Burstyn doesn’t get the showcase Curtis did, but maybe she didn’t want it – the original film didn’t give her the dramatic opportunities of, say, Alice Doesn’t Live Here Anymore or Requiem for a Dream, or even The King of Marvin Gardens or Resurrection. Being ‘her off The Exorcist’ might have done Burstyn – an ordained minister, incidentally — few favours, especially since she sustained a permanent back injury on the film. And she barely gets more to do here than Kevin McCarthy in the 1978 Invasion of the Body Snatchers – Sharon Gless had a better showcase as Chris in the underrated two-season Exorcist TV series which gave her a great entrance (‘Hello, Rags’) and cast Geena Davis as grown-up Regan. A paradox is that this would be a stronger picture if it dropped the sequel-to-The-Exorcist angle, but would then get lumped in with every other ‘the Power of Christ compels you’ quickie … and we’ve already had Prey for the Devil, The Pope’s Exorcist and The Nun II this year, not to mention the genuinely innovative and frightening Argentine demonic possession picture When Evil Lurks (or the consistently disturbing/interesting TV series Evil). In the kind of escalation you’d expect from a Part Two, the twist here is that two little girls in a suburban community disappear for three days in the woods and come back possessed – which prompts a whole gang of clerical and secular interested parties from faiths ranging from Catholicism to voodoo to stage a kind of gang exorcism deploying everything from Catholic ritual to inspirational parental love speeches in an attempt to get the demon to quit. In a Haiti-set prologue, Victor Fielding (Leslie Odom Jr) is given a tough choice as his pregnant wife is pinned under earthquake debris – save either the mother or the child? Late in the day, this issue is revisited when the demon (singular) asks the assembled exorcists and parents to pick which little girl should live. Given that DGG has shown a fractious and riven community – neighbour Ann (Ann Dowd), who pushes most for exorcism, is introduced nagging Victor about left-out dustbins – this ought to make for a more bitter argument, but the dramatics are muffed and muffled.

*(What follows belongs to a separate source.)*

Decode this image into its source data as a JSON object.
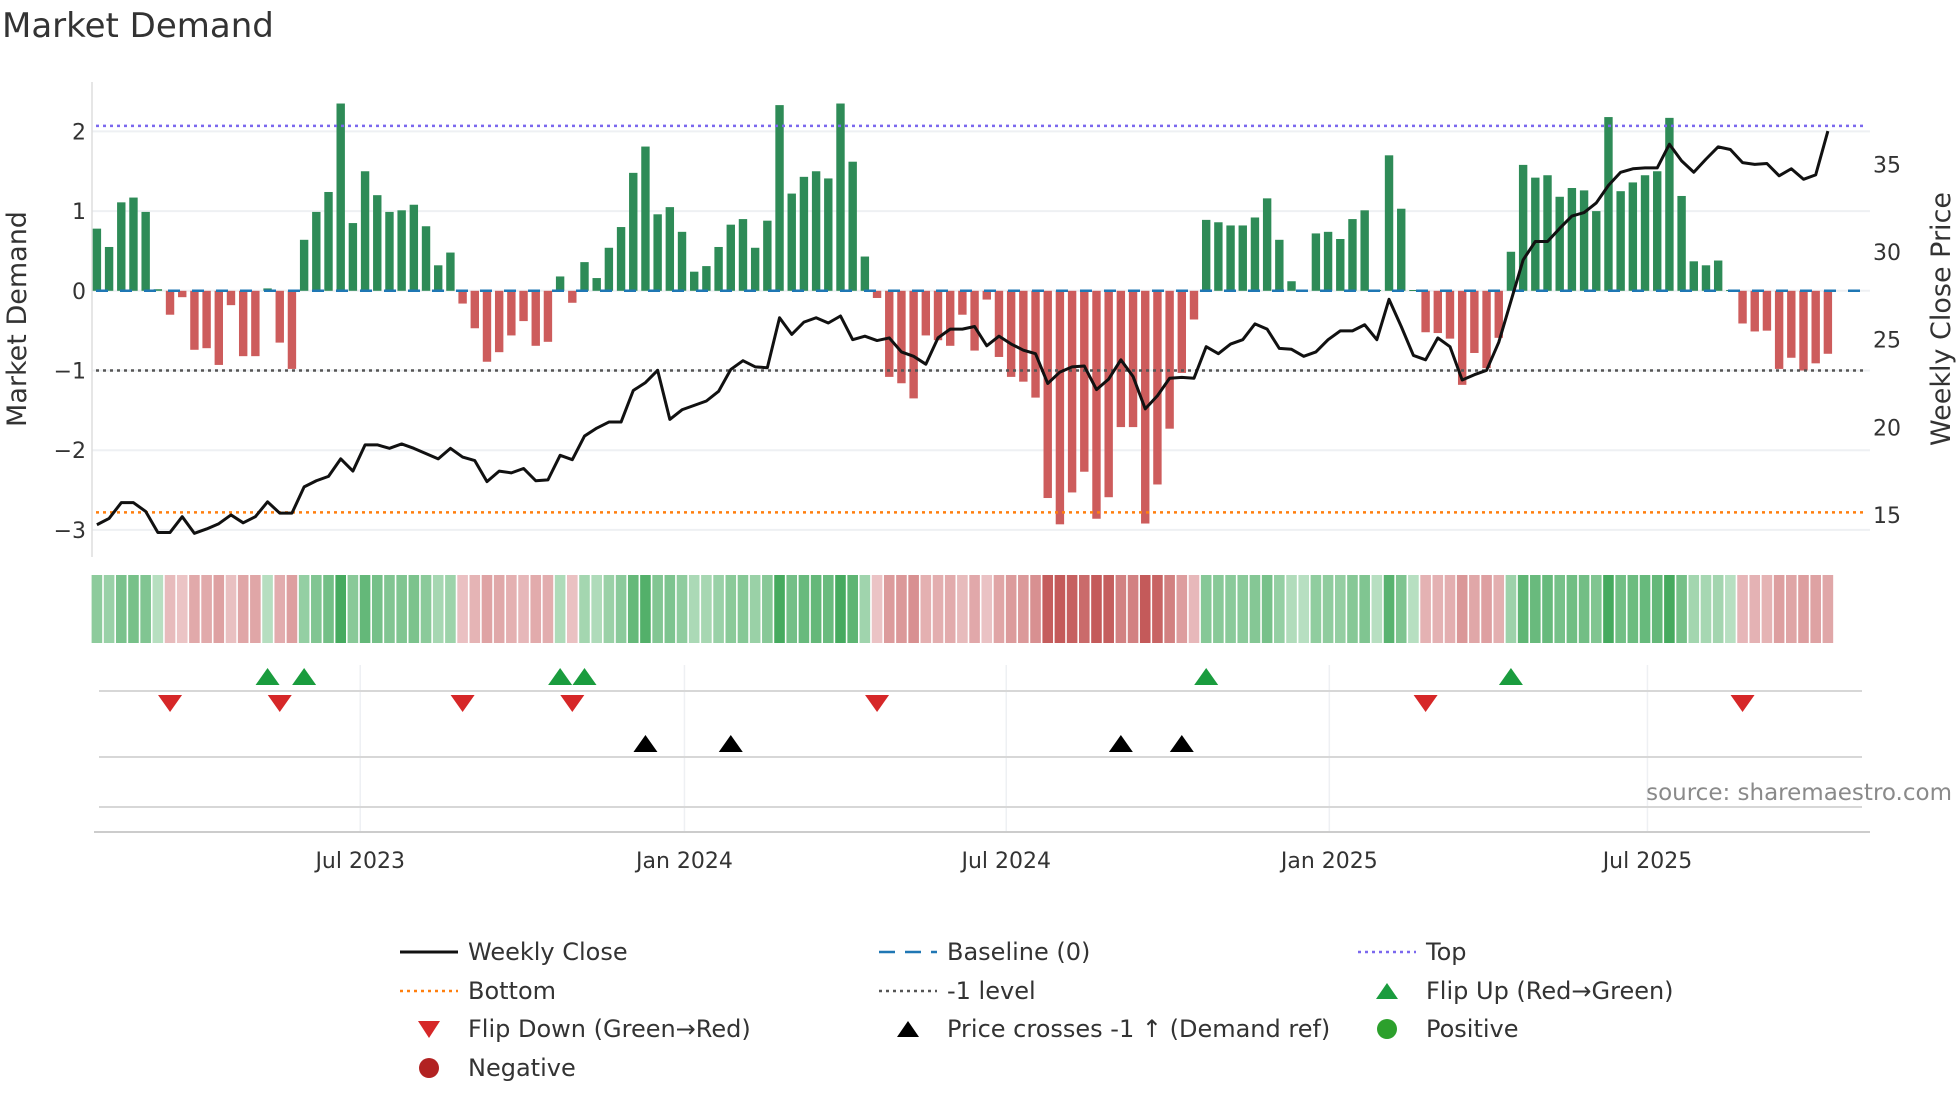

It may be down to my prejudices and cinematic convention, but when you cast Raphael Sbarge as a charismatic Protestant pastor I kind of expect him to turn out to be a bad guy – but Sbarge plays the role as if he were in a Christian-backed movie, which for all I know this is. The Catholic church, repped by a weedy priest (E.J. Bonilla) who stays outside the house praying in the car while the ritual is going on (‘fight’s in there,’ says Victor), take a few more knocks than in the usual exorcism movie – in the end, voodoo priestess/oncologist Dr Beehibe (Okwui Okpokwasili) has a firmer grasp on whatever is going on the the case. Olivia O’Neill and Lidya Jewett do a lot of Linda Blair’s old act, in tandem – but the bad language, vomiting and sticking-crucifixes-where-they-shouldn’t-go is reduced to 15 certificate levels which mute any attempt to match the original’s shock value. This has a few Conjuring-style jump scares and Odom Jr struggles to give a real, felt performance amid a jostle of supporting players. The Exorcist itself exists in several different cuts, testifying to its makers’ dissatisfaction with it – and all the sequels have been compromised, cut about, reworked and replaced on their path to being included in a box set. So it’s no surprise that this hasn’t turned out any better.
But still, Hollywood, yes, why not reboot Rosemary’s Baby and The Omen next. What’s the worst that could happen?